Coach Ben Olsen, therefore, has wavered on which player to start at that No. 9 position. Salihi is the composed finisher with technical ability and a poacher’s nose for the goal. Santos is the bruiser with ball-winning proficiency and a cannon of a left foot. Two forwards, two unique skill sets.
Recently, though, Olsen has found a novel solution: Sit ‘em both.
During United’s past two matches — a friendly with Paris Saint-Germain and a league game against the Columbus Crew — Olsen has gone with unheralded striker Long Tan. While Santos came off the bench in the 1-0 win over Columbus this past weekend, Salihi, the team’s second-highest-paid player, was left off the 18-man game-day roster.
“It’s always not good, but you have to accept this thing because he’s the coach,” Salihi said of the exclusion. “In another match, another opponent, he will choose other possibilities. It’s good when you have different possibilities. You don’t have to get angry. Just work and wait because everybody will have his minutes.”
In the season’s early stages, it was Santos grasping the starting job. The Brazilian journeyman, whose career also has taken him to Israel, Libya and Tunisia, scored six goals during a six-game unbeaten run. But he’s found net just once in his past 10 appearances.
When Santos initially went cold, Salihi heated up, as the Albanian national team veteran bagged four goals in a five-match stretch. In six appearances since, however, he has only one tally.
For the two 28-year-old offseason acquisitions, the challenge has been finding a rhythm while moving between the starting lineup and the bench.
“It’s kind of difficult because you don’t get enough time playing,” said Santos, who noted the difficulty of retaining full match fitness when not starting. “To be honest, I’m kind of frustrated a little bit. Everyone wants to be in the 11, everyone wants to start. But I understand I just need to keep focusing at practice every day.”

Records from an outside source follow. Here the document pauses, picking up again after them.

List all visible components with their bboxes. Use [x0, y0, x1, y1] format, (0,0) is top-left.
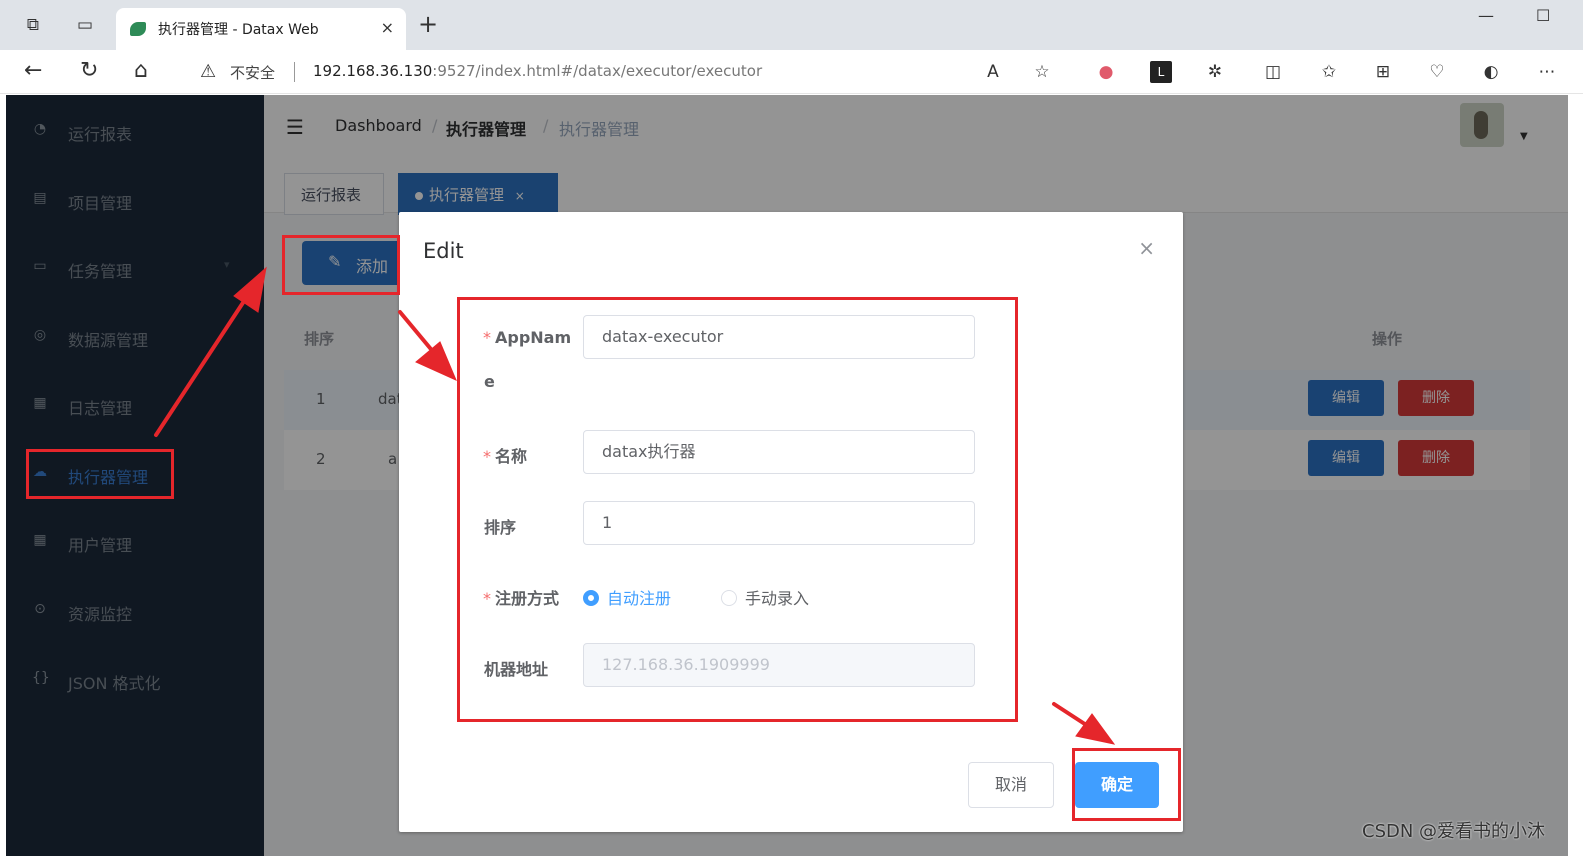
appname-input[interactable]: datax-executor	[583, 315, 975, 359]
extension-dark-icon[interactable]: L	[1150, 61, 1172, 83]
name-label-text: 名称	[495, 447, 528, 466]
warning-icon[interactable]: ⚠	[200, 61, 216, 82]
name-label: * 名称	[483, 443, 527, 467]
minimize-icon[interactable]: —	[1478, 6, 1494, 25]
order-label: 排序	[484, 518, 517, 537]
tab-title: 执行器管理 - Datax Web	[158, 22, 319, 38]
confirm-button[interactable]: 确定	[1075, 762, 1159, 808]
radio-manual-label: 手动录入	[745, 589, 810, 608]
appname-label: * AppNam	[483, 328, 571, 347]
browser-essentials-icon[interactable]: ♡	[1426, 61, 1448, 83]
browser-tab[interactable]: 执行器管理 - Datax Web ×	[116, 8, 406, 50]
required-mark: *	[483, 589, 491, 608]
radio-manual-entry[interactable]: 手动录入	[721, 585, 809, 609]
workspaces-icon[interactable]: ⧉	[22, 14, 44, 36]
site-favicon-icon	[130, 22, 146, 36]
close-icon[interactable]: ×	[1138, 236, 1155, 260]
appname-label-text: AppNam	[495, 328, 572, 347]
radio-auto-register[interactable]: 自动注册	[583, 585, 671, 609]
address-separator	[294, 62, 295, 82]
home-icon[interactable]: ⌂	[134, 59, 148, 83]
url-path: :9527/index.html#/datax/executor/executo…	[432, 62, 763, 80]
required-mark: *	[483, 447, 491, 466]
favorites-icon[interactable]: ✩	[1318, 61, 1340, 83]
watermark: CSDN @爱看书的小沐	[1362, 821, 1546, 842]
window-edge	[1568, 95, 1583, 856]
vertical-tabs-icon[interactable]: ▭	[74, 14, 96, 36]
read-aloud-icon[interactable]: A	[982, 61, 1004, 83]
extension-record-icon[interactable]: ●	[1095, 61, 1117, 83]
register-label: * 注册方式	[483, 585, 559, 609]
address-label: 机器地址	[484, 660, 549, 679]
address-bar-row: ← ↻ ⌂ ⚠ 不安全 192.168.36.130:9527/index.ht…	[0, 50, 1583, 94]
register-label-text: 注册方式	[495, 589, 560, 608]
url-input[interactable]: 192.168.36.130:9527/index.html#/datax/ex…	[313, 62, 762, 80]
url-host: 192.168.36.130	[313, 62, 433, 80]
order-input[interactable]: 1	[583, 501, 975, 545]
security-label[interactable]: 不安全	[230, 62, 275, 83]
favorite-star-icon[interactable]: ☆	[1031, 61, 1053, 83]
profile-icon[interactable]: ◐	[1480, 61, 1502, 83]
extensions-icon[interactable]: ✲	[1204, 61, 1226, 83]
maximize-icon[interactable]: ☐	[1536, 6, 1550, 25]
split-screen-icon[interactable]: ◫	[1262, 61, 1284, 83]
required-mark: *	[483, 328, 491, 347]
tab-close-icon[interactable]: ×	[381, 18, 394, 37]
radio-checked-icon	[583, 590, 599, 606]
appname-label-wrap: e	[484, 372, 495, 391]
back-icon[interactable]: ←	[24, 59, 42, 83]
dialog-title: Edit	[423, 239, 464, 263]
name-input[interactable]: datax执行器	[583, 430, 975, 474]
address-input: 127.168.36.1909999	[583, 643, 975, 687]
radio-unchecked-icon	[721, 590, 737, 606]
edit-dialog: Edit × * AppNam e datax-executor * 名称 data…	[399, 212, 1183, 832]
cancel-button[interactable]: 取消	[968, 762, 1054, 808]
new-tab-button[interactable]: +	[418, 12, 438, 36]
refresh-icon[interactable]: ↻	[80, 59, 98, 83]
radio-auto-label: 自动注册	[607, 589, 672, 608]
collections-icon[interactable]: ⊞	[1372, 61, 1394, 83]
browser-tab-bar: ⧉ ▭ 执行器管理 - Datax Web × + — ☐	[0, 0, 1583, 50]
more-options-icon[interactable]: ⋯	[1536, 61, 1558, 83]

The wild card is Tan, a 24-year-old Chinese player acquired in late June from the Vancouver Whitecaps for a supplemental draft pick. In 19 career games, he has just one goal.
But after United were shut out in consecutive losses last month, Olsen took a gamble by inserting Tan. Although his touch in the final third still needs polish, Tan brings high energy pressuring opposing back lines.
“The forward crew all offer different things,” Olsen said. “Tan’s work off the ball has really helped us, I think. It’s something we need on the field right now. That’s not to say the other two don’t have qualities that I’m going to need for a different game or a different period of this season.”
On Saturday, United (11-7-3) go on the road to face a Sporting Kansas City squad (12-7-4) that Wednesday played 120 minutes before defeating the Seattle Sounders on penalty kicks in the U.S. Open Cup final.
Against such a fatigued adversary, Tan’s work rate could again be a key asset. It’s one of many factors Olsen will continue to weigh as he tries to concoct the right formula each contest.
“He has the same words for everybody,” Salihi said. “He’s every day watching how it’s going in training. When he thinks this guy or this guy is good for this system, and this is what he has in mind for this game or this game, he will choose the right guys, I think, always.”